The Motley Fool, an online advice service for stock market investors, devoted two of its weekend analyses to the hybrid agency, with both giving it a relatively strong vote of confidence, albeit with some caveats.
One analysis, by Rupert Hargreaves, said that the 30 per cent drop in Purplebricks’ share value since the start of August is down to its adverse publicity on the BBC and in decisions made by the Advertising Standards Authority, and because of a slowdown in the housing market.
“Specifically, analysts are worried that as the market cools, sellers will be reluctant to pay the online agent’s upfront £1,000 fee. In a falling market, traditional agents, who get a higher fee, but only if the property is sold, might be more motivated to find a buyer” says Hargreaves.
However, he says this week’s figures may well show the most significant gains not in the UK but from the agency’s fledgling activities in Australia and the United States.
“While the company does have enormous potential, there’s still plenty of work to do before it can claim to be the only portal worth considering if you want to sell your property” he concludes.
Also this weekend another Motley Fool analyst, Bilaal Mohamed, is more optimistic saying that the Purplebricks model works - “oh yes, indeed it works” he claims.
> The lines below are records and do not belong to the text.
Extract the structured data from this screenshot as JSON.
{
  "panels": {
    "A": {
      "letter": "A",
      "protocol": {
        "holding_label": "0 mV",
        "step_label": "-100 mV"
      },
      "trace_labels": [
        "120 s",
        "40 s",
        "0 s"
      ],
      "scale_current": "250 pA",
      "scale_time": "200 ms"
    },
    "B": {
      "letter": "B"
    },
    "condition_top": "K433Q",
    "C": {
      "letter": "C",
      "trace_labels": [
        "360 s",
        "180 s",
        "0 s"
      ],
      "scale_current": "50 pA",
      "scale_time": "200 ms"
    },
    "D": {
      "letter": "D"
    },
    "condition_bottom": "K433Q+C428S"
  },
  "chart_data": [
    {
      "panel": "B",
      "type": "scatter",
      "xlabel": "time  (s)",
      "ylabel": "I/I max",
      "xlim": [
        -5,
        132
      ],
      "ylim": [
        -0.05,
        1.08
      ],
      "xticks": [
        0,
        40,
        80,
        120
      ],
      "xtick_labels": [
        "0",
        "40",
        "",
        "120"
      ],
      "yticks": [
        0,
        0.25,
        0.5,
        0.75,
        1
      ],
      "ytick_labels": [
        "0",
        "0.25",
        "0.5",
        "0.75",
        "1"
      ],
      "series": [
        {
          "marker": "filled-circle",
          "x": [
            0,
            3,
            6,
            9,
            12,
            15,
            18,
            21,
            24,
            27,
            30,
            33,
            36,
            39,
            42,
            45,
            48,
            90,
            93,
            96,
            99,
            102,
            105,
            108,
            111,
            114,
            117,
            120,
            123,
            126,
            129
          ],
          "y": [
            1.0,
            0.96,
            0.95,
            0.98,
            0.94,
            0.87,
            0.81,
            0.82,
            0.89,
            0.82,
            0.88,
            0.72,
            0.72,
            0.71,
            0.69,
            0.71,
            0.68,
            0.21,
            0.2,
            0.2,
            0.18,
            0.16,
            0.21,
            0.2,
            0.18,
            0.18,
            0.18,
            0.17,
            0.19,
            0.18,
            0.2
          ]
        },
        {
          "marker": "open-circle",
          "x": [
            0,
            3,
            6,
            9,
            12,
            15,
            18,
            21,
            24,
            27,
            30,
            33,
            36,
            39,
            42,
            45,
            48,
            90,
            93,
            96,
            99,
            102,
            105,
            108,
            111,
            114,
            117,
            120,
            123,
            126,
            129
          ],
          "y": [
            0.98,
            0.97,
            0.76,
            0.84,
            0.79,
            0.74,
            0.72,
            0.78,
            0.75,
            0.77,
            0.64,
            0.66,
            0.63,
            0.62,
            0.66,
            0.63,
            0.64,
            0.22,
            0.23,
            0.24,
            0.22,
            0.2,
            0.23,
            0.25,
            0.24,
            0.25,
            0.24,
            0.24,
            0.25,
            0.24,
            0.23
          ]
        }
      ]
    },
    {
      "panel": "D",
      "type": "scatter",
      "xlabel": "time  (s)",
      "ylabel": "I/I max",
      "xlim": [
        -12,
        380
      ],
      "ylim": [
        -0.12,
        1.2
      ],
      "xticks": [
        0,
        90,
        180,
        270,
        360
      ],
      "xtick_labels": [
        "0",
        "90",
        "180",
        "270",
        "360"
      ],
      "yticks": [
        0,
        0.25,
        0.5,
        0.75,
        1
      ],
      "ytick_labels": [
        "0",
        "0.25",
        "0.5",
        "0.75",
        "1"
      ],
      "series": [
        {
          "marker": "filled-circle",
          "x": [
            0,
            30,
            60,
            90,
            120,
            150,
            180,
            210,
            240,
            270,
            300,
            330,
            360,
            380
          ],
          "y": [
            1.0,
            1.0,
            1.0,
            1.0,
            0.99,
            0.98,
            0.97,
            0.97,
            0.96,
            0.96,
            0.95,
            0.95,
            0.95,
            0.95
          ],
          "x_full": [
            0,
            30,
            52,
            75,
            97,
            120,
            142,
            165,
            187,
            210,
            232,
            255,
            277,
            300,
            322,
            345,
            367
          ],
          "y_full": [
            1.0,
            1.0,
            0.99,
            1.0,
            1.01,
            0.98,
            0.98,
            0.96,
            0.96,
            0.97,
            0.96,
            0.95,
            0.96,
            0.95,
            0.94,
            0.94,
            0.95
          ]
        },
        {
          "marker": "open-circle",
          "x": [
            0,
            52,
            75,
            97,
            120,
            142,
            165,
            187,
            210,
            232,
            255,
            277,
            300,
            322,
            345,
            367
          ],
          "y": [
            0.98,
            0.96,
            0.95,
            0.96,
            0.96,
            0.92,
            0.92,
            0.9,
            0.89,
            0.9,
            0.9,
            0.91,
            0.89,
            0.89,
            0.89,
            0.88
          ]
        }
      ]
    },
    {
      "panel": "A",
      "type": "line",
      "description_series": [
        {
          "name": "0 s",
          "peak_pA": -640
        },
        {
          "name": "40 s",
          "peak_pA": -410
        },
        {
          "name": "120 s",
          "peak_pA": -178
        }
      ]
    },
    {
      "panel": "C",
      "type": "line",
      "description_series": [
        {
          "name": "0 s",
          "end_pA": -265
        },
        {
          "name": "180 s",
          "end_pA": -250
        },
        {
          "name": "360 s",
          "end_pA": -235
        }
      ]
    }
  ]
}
He continues that in the figures due to be released on Wednesday for the six months ending October 31 “I’m expecting it to have increased its dominance of the online market here in the UK, to report further progress in its Australian operations, with hopefully some good news regarding its all-important US rollout. If this transpires, then I wouldn’t be surprised if the share price takes off in the coming weeks and months.”
He adds that there remains challenges for the company, and reminds investors that it isn’t forecast to turn a profit until 2019.
“Nevertheless, I can’t help but feel that if the business can make the most of its first mover advantage and be nimble enough to quickly penetrate the highly lucrative US real estate market, then there could be untold riches for investors willing to put their faith in the endearing brand” he says.